Les syndicats protestent

Plusieurs syndicats se prononcent contre la prorogation du Parlement et en faveur de la coalition formée par le Parti libéral (PLC) et le Nouveau Parti démocratique (NPD). Mais la plupart des intervenants placent les éventuelles mesures de soutien à l'économie bien au-dessus de toute considération partisane.

Le Congrès du travail du Canada (CTC) trouve «terrible, dramatique et désastreux» de constater que le gouvernement fédéral ne pourra faire aucun geste avant la fin de janvier pour venir en aide aux gens éprouvés par les crises économique et financière mondiale.

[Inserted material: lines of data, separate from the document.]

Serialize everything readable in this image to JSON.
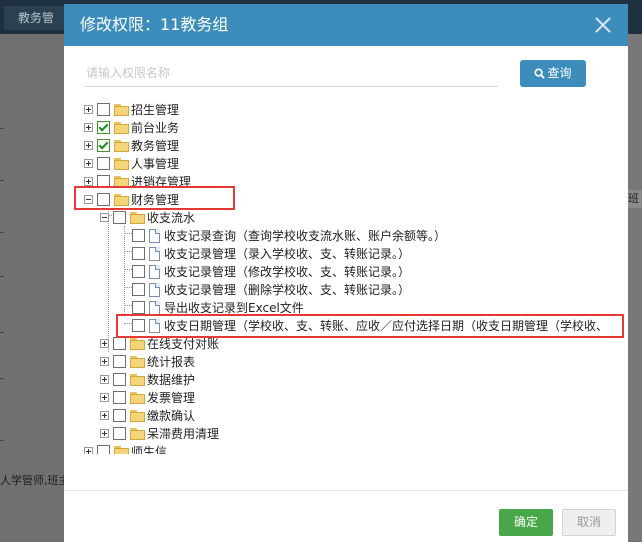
{
  "background": {
    "tab_label": "教务管",
    "right_text": "班11",
    "left_text": "人学管师,班主"
  },
  "dialog": {
    "title": "修改权限：11教务组",
    "search": {
      "placeholder": "请输入权限名称",
      "value": ""
    },
    "search_button": "查询",
    "ok_button": "确定",
    "cancel_button": "取消",
    "accent_color": "#3c8dbc",
    "highlight_color": "#e53935"
  },
  "tree": [
    {
      "label": "招生管理",
      "type": "folder",
      "checked": false,
      "expander": "plus"
    },
    {
      "label": "前台业务",
      "type": "folder",
      "checked": true,
      "expander": "plus"
    },
    {
      "label": "教务管理",
      "type": "folder",
      "checked": true,
      "expander": "plus"
    },
    {
      "label": "人事管理",
      "type": "folder",
      "checked": false,
      "expander": "plus"
    },
    {
      "label": "进销存管理",
      "type": "folder",
      "checked": false,
      "expander": "plus"
    },
    {
      "label": "财务管理",
      "type": "folder",
      "checked": false,
      "expander": "minus",
      "highlighted": true
    },
    {
      "label": "收支流水",
      "type": "folder",
      "checked": false,
      "expander": "minus"
    },
    {
      "label": "收支记录查询（查询学校收支流水账、账户余额等。）",
      "type": "file",
      "checked": false
    },
    {
      "label": "收支记录管理（录入学校收、支、转账记录。）",
      "type": "file",
      "checked": false
    },
    {
      "label": "收支记录管理（修改学校收、支、转账记录。）",
      "type": "file",
      "checked": false
    },
    {
      "label": "收支记录管理（删除学校收、支、转账记录。）",
      "type": "file",
      "checked": false
    },
    {
      "label": "导出收支记录到Excel文件",
      "type": "file",
      "checked": false
    },
    {
      "label": "收支日期管理（学校收、支、转账、应收／应付选择日期（收支日期管理（学校收、",
      "type": "file",
      "checked": false,
      "highlighted": true
    },
    {
      "label": "在线支付对账",
      "type": "folder",
      "checked": false,
      "expander": "plus"
    },
    {
      "label": "统计报表",
      "type": "folder",
      "checked": false,
      "expander": "plus"
    },
    {
      "label": "数据维护",
      "type": "folder",
      "checked": false,
      "expander": "plus"
    },
    {
      "label": "发票管理",
      "type": "folder",
      "checked": false,
      "expander": "plus"
    },
    {
      "label": "缴款确认",
      "type": "folder",
      "checked": false,
      "expander": "plus"
    },
    {
      "label": "呆滞费用清理",
      "type": "folder",
      "checked": false,
      "expander": "plus"
    },
    {
      "label": "师生信",
      "type": "folder",
      "checked": false,
      "expander": "plus"
    }
  ]
}
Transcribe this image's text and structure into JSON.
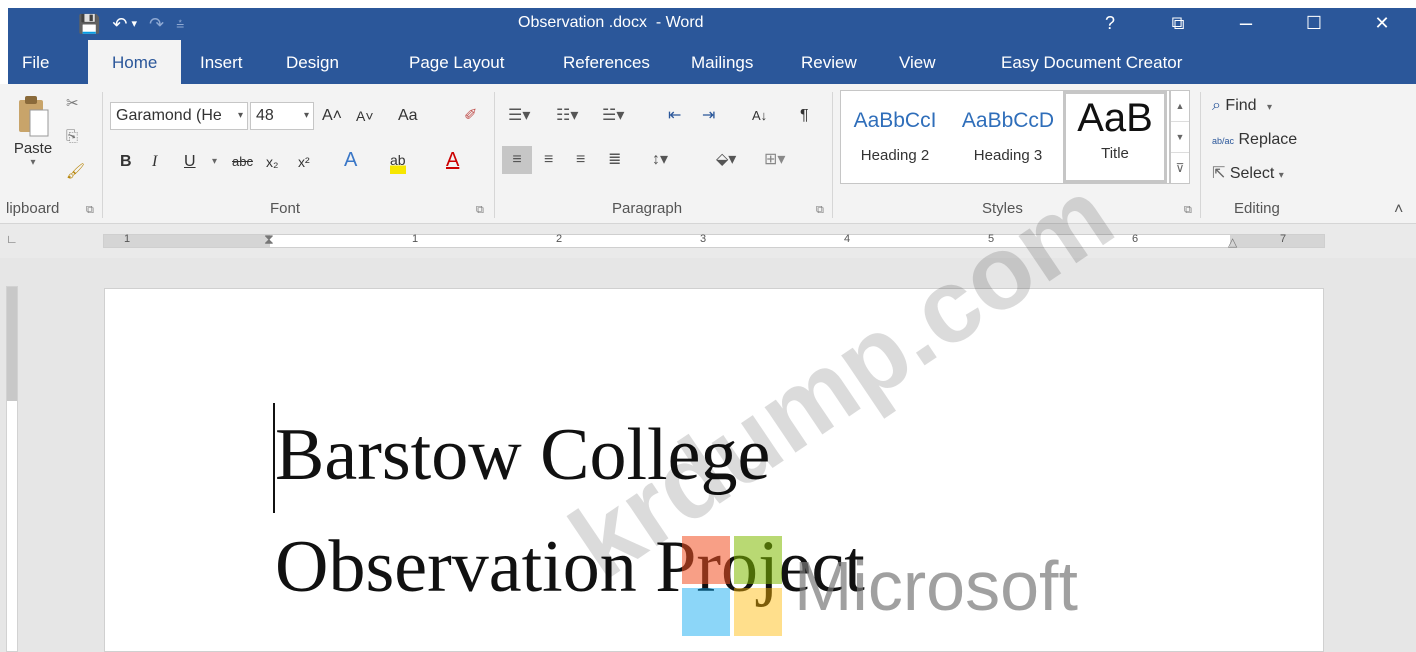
{
  "window": {
    "title": "Observation .docx  - Word",
    "help": "?",
    "restore_ribbon": "⧉",
    "minimize": "–",
    "maximize": "☐",
    "close": "✕"
  },
  "qat": {
    "save_icon": "💾",
    "undo_icon": "↶",
    "undo_dropdown": "▾",
    "redo_icon": "↷",
    "customize_icon": "⩮"
  },
  "tabs": [
    {
      "label": "File"
    },
    {
      "label": "Home"
    },
    {
      "label": "Insert"
    },
    {
      "label": "Design"
    },
    {
      "label": "Page Layout"
    },
    {
      "label": "References"
    },
    {
      "label": "Mailings"
    },
    {
      "label": "Review"
    },
    {
      "label": "View"
    },
    {
      "label": "Easy Document Creator"
    }
  ],
  "clipboard": {
    "paste_label": "Paste",
    "group_label": "lipboard",
    "paste_dropdown": "▾"
  },
  "font": {
    "family": "Garamond (He",
    "size": "48",
    "bold": "B",
    "italic": "I",
    "underline": "U",
    "strike": "abc",
    "subscript": "x₂",
    "superscript": "x²",
    "grow": "A˄",
    "shrink": "A˅",
    "case": "Aa",
    "effects": "A",
    "highlight": "ab",
    "color": "A",
    "group_label": "Font",
    "dropdown": "▾"
  },
  "paragraph": {
    "group_label": "Paragraph",
    "sort": "A↓",
    "pilcrow": "¶"
  },
  "styles": {
    "items": [
      {
        "sample": "AaBbCcI",
        "name": "Heading 2"
      },
      {
        "sample": "AaBbCcD",
        "name": "Heading 3"
      },
      {
        "sample": "AaB",
        "name": "Title"
      }
    ],
    "group_label": "Styles",
    "scroll_up": "▲",
    "scroll_down": "▼",
    "more": "⊽"
  },
  "editing": {
    "find": "Find",
    "replace": "Replace",
    "select": "Select",
    "group_label": "Editing",
    "find_icon": "⌕",
    "replace_icon": "ab/ac",
    "select_icon": "⇱",
    "dropdown": "▾"
  },
  "ribbon_collapse": "˄",
  "ruler": {
    "numbers": [
      "1",
      "1",
      "2",
      "3",
      "4",
      "5",
      "6",
      "7"
    ]
  },
  "document": {
    "line1": "Barstow College",
    "line2": "Observation Project"
  },
  "watermarks": {
    "site": "krdump.com",
    "brand": "Microsoft"
  },
  "colors": {
    "word_blue": "#2b579a",
    "ms_red": "#f25022",
    "ms_green": "#7fba00",
    "ms_blue": "#00a4ef",
    "ms_yellow": "#ffb900"
  }
}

«Certains pays occidentaux prennent des mesures draconiennes pour remettre l'économie en marche», a fait valoir Bertrand Bégin, coordonnateur national du CTC, pendant une manifestation qu'il avait organisée hier devant la colline parlementaire à Ottawa.

«Ici, au Canada, au lieu de ça, on décide de proroger la session et d'attendre la fin de janvier pour un budget. Entre-temps, qu'adviendra-t-il des gens qui vont perdre leur emploi? On appuie la coalition, a ajouté M. Bégin. On croit que le gouvernement Harper n'a pas de plan d'action.»

«Les mesures avancées par la coalition semblent tout à fait appropriées à la situation», a pour sa part affirmé en entrevue téléphonique François Vaudreuil, président de la Centrale des syndicats démocratiques (CSD), qui espère que Stephen Harper n'a réussi qu'à retarder la fin de son gouvernement.

«Il n'y a pas plus sourd que celui qui ne veut pas entendre et il n'y a pas plus aveugle que celui qui ne veut pas voir», a-t-il illustré.

Mais M. Vaudreuil a précisé que ce qui prime, pour la CSD, ce sont les mesures qui seront adoptées. Alors, si M. Harper présentait à la fin de janvier un budget acceptable, la CSD n'aurait aucun problème à ce que l'opposition l'approuve.

L'Union des artistes (UDA) n'appuie pas directement la coalition, espérant plutôt que tous les députés des Communes réussiront à s'entendre pour soutenir l'économie et la culture. Cependant, seule la coalition PLC-NPD a jusqu'à présent annoncé son intention de réinstaurer les programmes d'aide aux artistes qui ont été abolis par les conservateurs, a reconnu Raymond Legault, président de l'UDA.

«Si le gouvernement conservateur maintient sa position, ce n'est pas acceptable, a dit M. Legault. Ça ne l'était pas avant la campagne électorale, ça ne l'est pas plus après, d'autant plus que ça s'est détérioré. Si c'est le cas, forcément, ce qui restera comme alternative, ce sera la coalition.»